Nature Sounds of Australia
Nature Sounds of Australia. (AHS 01) with 116-page booklet
including 83 colour photographs. Ninety tracks of sounds made by
Australia's native animals, from the lyrebird to the dingo, the
giant bullfrog to the horn-eyed ghost crab. The ninety tracks
encompass Mammals (1-9), Birds (10-33), Frogs (34-49), Crickets
(50-54), Katydids (55-79), Cicadas (80-88), An ultrasonic walk in
Kings Park, Perth (89) and Crustaceans (90).
* Mammals: Tasmanian devil, yellow-bellied glider, sugar glider, koala, wombat, grey-headed flying-fox, dingo, Australian fur-seal.
* Birds: emu, little penguin, little-mantled sooty albatross, chestnut teal, red goshawk, Tasmanian native hen, red-collared lorikeet, gang-gang cockatoo, sulphur-crested cockatoo, common koel, southern boobook owl, barking owl, laughing kookaburra, superb lyrebird, Eastern whipbird, crested bellbird, purple-crowned fairy wren, noisy friarbird, Australian magpie, pied currawong, satin bowerbird, Australian raven.

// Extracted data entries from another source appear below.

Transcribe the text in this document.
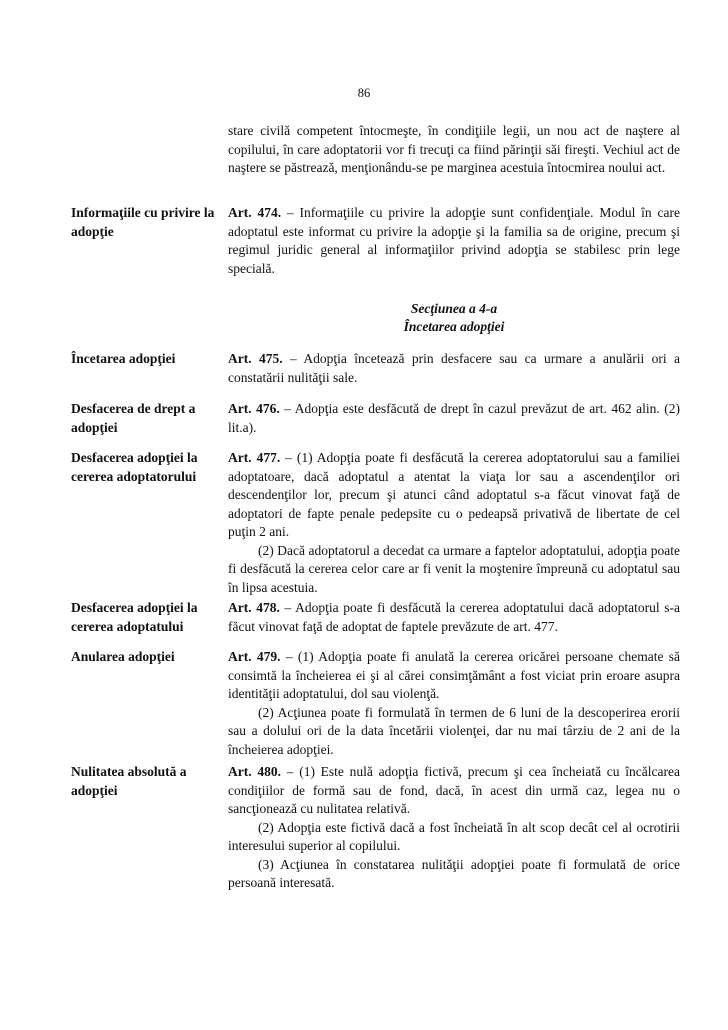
86

stare civilă competent întocmeşte, în condiţiile legii, un nou act de naştere al copilului, în care adoptatorii vor fi trecuţi ca fiind părinţii săi fireşti. Vechiul act de naştere se păstrează, menţionându-se pe marginea acestuia întocmirea noului act.

Informaţiile cu privire la adopţie

Art. 474. – Informaţiile cu privire la adopţie sunt confidenţiale. Modul în care adoptatul este informat cu privire la adopţie şi la familia sa de origine, precum şi regimul juridic general al informaţiilor privind adopţia se stabilesc prin lege specială.

Secţiunea a 4-a
Încetarea adopţiei
Încetarea adopţiei	Art. 475. – Adopţia încetează prin desfacere sau ca urmare a anulării ori a constatării nulităţii sale.

Desfacerea de drept a adopţiei

Art. 476. – Adopţia este desfăcută de drept în cazul prevăzut de art. 462 alin. (2) lit.a).

Desfacerea adopţiei la cererea adoptatorului

Art. 477. – (1) Adopţia poate fi desfăcută la cererea adoptatorului sau a familiei adoptatoare, dacă adoptatul a atentat la viaţa lor sau a ascendenţilor ori descendenţilor lor, precum şi atunci când adoptatul s-a făcut vinovat faţă de adoptatori de fapte penale pedepsite cu o pedeapsă privativă de libertate de cel puţin 2 ani.

(2) Dacă adoptatorul a decedat ca urmare a faptelor adoptatului, adopţia poate fi desfăcută la cererea celor care ar fi venit la moştenire împreună cu adoptatul sau în lipsa acestuia.

Desfacerea adopţiei la cererea adoptatului

Art. 478. – Adopţia poate fi desfăcută la cererea adoptatului dacă adoptatorul s-a făcut vinovat faţă de adoptat de faptele prevăzute de art. 477.

Anularea adopţiei	Art. 479. – (1) Adopţia poate fi anulată la cererea oricărei persoane chemate să consimtă la încheierea ei şi al cărei consimţământ a fost viciat prin eroare asupra identităţii adoptatului, dol sau violenţă.

(2) Acţiunea poate fi formulată în termen de 6 luni de la descoperirea erorii sau a dolului ori de la data încetării violenţei, dar nu mai târziu de 2 ani de la încheierea adopţiei.

Nulitatea absolută a adopţiei

Art. 480. – (1) Este nulă adopţia fictivă, precum şi cea încheiată cu încălcarea condiţiilor de formă sau de fond, dacă, în acest din urmă caz, legea nu o sancţionează cu nulitatea relativă.

(2) Adopţia este fictivă dacă a fost încheiată în alt scop decât cel al ocrotirii interesului superior al copilului.

(3) Acţiunea în constatarea nulităţii adopţiei poate fi formulată de orice persoană interesată.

* Frogs: giant bullfrog, bullfrog, brown frog, spotted marsh frog, Haswell's froglet, toadlet, Australian burrowing frog, Andersson's toadlet, Peron's tree frog, spotted marsh frog, Lesueur's frog, Ewing's tree frog, Victorian smooth froglet, Blue Mountains tree frog, leaf-green tree frog, green and golden bell frog.
* Crickets: New Guinea rainforest cricket, striped ground cricket, striped-winged bark cricket, sordid bark cricket, raincloud forest cricket, black field cricket, Oceanic field cricket, diminutive ground cricket, confusing field cricket, inland field cricket, valley dwarf cricket, new striped dwarf cricket, mimetic bush cricket, dark night mole cricket, slender tree cricket, and Lea's tree cricket.
* Katydids: whitish meadow katydid, striped meadow katydid, Upolu meadow katydid, mimicing snout-nosed katydid, colourful Gondwanan katydid, black-footed Gondwanan katydid, fierce predaceous katydid, Kangaroo Island tiny katydid, loud green shield-backed katydid, similar balloon-winged katydid, long-horned false leaf katydid, and many others.
* Cicadas: examples of general species-specific songs, typical modulated songs, continuous songs, the flying singers, dusk singers, wing clapping, the larger aggregating cicadas, and an evening chorus from Kin Kin Creek (south Queensland).
* Crustaceans: horn-eyed ghost crab and golden ghost crab.
The disc and booklet were edited by Dr David Rentz, Curator of Orthopteroid Insects in the Australian National Insect Collection, CSIRO Division of Entomology, with contributions by Dr W. Bailey (University of Western Australia), Dr D. Gwynne (University of Toronto), Dr M. Littlejohn (University of Melbourne), Drs D. and P. Maitland (University of the Witswatersrand, Johannesburg, South Africa), Mr M. Moulds (Australian Museum), and Dr D. Young (University of Melbourne).